INTERVENANTES FORCÉE :
La S.C.P. MJURIS, prise en la personne de Me [I] [V] ès-qualités de mandataire liquidateur de la SASU IDIESE
[Adresse 7]
[Localité 4]
INTIMÉE NON CONSTITUÉE, bien que régulièrement assignée
L’Association AGS – CGEA DE RENNES prise en la personne de son représentant légal et ayant son siège :
[Adresse 1]
[Adresse 1]
[Localité 3]
Représentée par Me Marie-Noëlle COLLEU, Avocat au Barreau de RENNES
=+=+=+=+=+=+=+=+=+=+=+=+=+=+=+=+=
M. [M] [N] a été engagé par la société IDIESE selon contrat de travail à durée indéterminée en date du 25 octobre 2016 à effet rétroactif au 17 octobre 2016 en qualité de responsable technique télécom, niveau 1.1, coefficient 95, catégorie cadre, avec une rémunération de 2 100 euros bruts par mois.

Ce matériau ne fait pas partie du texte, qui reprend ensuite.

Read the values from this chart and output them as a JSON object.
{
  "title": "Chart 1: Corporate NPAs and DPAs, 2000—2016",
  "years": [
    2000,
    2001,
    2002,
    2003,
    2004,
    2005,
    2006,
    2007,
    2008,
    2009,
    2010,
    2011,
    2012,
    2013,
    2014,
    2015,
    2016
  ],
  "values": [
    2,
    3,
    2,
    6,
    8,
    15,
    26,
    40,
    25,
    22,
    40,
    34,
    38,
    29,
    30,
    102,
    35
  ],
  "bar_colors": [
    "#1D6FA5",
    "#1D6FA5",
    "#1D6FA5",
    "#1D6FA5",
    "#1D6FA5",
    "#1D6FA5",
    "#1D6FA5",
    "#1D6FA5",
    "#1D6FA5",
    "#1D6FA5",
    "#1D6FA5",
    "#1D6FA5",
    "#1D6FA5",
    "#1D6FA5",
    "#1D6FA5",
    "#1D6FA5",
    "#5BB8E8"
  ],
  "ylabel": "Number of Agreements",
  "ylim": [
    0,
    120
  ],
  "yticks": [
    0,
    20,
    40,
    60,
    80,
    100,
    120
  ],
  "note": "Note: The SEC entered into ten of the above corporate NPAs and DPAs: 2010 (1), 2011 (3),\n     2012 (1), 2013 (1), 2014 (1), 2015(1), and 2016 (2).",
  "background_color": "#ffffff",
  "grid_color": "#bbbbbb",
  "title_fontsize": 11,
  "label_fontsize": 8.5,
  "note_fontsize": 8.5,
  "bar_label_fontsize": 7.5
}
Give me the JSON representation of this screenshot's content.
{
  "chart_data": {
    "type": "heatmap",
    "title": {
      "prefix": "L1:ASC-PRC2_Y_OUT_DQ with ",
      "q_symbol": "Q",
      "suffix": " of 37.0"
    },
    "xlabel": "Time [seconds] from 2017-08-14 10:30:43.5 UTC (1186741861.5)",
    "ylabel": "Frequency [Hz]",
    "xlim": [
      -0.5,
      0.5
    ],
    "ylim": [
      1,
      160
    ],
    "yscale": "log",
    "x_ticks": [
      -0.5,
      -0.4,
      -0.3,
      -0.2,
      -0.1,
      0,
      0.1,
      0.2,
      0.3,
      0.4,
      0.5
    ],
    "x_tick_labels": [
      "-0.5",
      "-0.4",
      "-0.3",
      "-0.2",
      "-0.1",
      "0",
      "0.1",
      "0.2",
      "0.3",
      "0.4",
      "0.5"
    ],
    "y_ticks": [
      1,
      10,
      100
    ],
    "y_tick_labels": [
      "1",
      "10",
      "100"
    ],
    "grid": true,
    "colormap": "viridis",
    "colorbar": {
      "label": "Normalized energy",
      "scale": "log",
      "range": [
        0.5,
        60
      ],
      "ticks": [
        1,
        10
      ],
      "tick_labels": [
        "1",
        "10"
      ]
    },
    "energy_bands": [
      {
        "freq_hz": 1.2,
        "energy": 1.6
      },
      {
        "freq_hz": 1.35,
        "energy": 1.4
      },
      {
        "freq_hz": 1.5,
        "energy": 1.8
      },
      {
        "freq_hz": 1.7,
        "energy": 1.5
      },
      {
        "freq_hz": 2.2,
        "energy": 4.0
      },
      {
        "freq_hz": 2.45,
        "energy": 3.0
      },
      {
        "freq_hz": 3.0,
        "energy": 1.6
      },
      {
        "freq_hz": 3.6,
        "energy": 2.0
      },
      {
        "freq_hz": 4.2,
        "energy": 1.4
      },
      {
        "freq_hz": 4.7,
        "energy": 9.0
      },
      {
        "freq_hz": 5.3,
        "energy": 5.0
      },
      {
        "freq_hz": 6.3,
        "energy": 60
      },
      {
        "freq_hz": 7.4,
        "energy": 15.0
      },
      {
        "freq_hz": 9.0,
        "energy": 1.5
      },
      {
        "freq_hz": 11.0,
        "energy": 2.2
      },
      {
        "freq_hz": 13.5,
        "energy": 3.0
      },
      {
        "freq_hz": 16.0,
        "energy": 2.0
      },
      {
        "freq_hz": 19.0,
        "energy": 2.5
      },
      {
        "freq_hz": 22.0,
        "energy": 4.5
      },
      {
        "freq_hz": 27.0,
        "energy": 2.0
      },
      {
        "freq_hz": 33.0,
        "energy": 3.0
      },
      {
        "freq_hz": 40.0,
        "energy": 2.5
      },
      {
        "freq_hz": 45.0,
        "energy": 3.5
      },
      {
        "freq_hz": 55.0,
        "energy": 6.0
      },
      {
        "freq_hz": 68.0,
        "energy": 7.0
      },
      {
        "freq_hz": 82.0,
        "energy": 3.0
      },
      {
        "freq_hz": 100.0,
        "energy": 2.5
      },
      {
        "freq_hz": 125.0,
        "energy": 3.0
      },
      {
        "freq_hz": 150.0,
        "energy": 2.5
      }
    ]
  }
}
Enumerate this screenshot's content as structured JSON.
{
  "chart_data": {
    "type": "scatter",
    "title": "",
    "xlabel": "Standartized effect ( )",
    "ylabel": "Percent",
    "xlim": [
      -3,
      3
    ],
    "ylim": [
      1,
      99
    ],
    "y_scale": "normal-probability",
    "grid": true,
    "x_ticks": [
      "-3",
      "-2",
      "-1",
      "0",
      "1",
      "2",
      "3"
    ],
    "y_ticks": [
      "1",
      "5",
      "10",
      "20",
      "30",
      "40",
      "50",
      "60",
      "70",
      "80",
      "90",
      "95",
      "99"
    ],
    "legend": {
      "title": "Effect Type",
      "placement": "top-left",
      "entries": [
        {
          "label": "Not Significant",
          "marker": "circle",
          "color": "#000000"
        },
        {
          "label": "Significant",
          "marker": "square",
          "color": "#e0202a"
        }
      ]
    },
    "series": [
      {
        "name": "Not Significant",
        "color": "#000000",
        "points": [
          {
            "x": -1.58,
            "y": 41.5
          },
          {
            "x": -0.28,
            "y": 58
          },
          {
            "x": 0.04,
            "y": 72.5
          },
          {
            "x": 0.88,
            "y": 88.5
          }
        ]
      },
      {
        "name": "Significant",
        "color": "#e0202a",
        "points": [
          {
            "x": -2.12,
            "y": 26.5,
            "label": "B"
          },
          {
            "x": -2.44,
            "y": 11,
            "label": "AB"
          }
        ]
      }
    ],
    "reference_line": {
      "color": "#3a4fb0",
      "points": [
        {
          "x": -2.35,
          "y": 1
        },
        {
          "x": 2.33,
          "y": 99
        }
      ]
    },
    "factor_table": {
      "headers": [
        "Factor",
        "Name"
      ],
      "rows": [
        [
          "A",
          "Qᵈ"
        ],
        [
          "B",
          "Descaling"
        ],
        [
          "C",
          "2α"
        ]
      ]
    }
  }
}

Par avenant en date du 30 juin 2017, la société IDIESE a confié à M. [N] un véhicule de société, a fixé un montant de remboursement pour les frais de repas et de nuitée et a mis en place un repos compensateur de remplacement à prendre le vendredi de chaque semaine.
La société IDIESE est un cabinet d’études intervenant en France et à l’étranger dans les domaines de l’informatique, des télécommunications, de l’électronique. Elle est dirigée par M. [A] [D], un des associés fondateurs.
La convention collective applicable est la convention collective nationale des bureaux d’études techniques (SYNTEC).
Par lettre recommandée avec avis de réception en date du 27 juin 2017, la société IDIESE a notifié un avertissement à M. [N] pour divulgation auprès d’un client de l’entreprise d’informations financières.
Un nouvel avertissement a été adressé à l’intimé le 16 février 2018, pour non respect des règles d’hygiène, en passant ses nuits dans le véhicule de la société en lieu et place d’un établissement prévu à cet effet.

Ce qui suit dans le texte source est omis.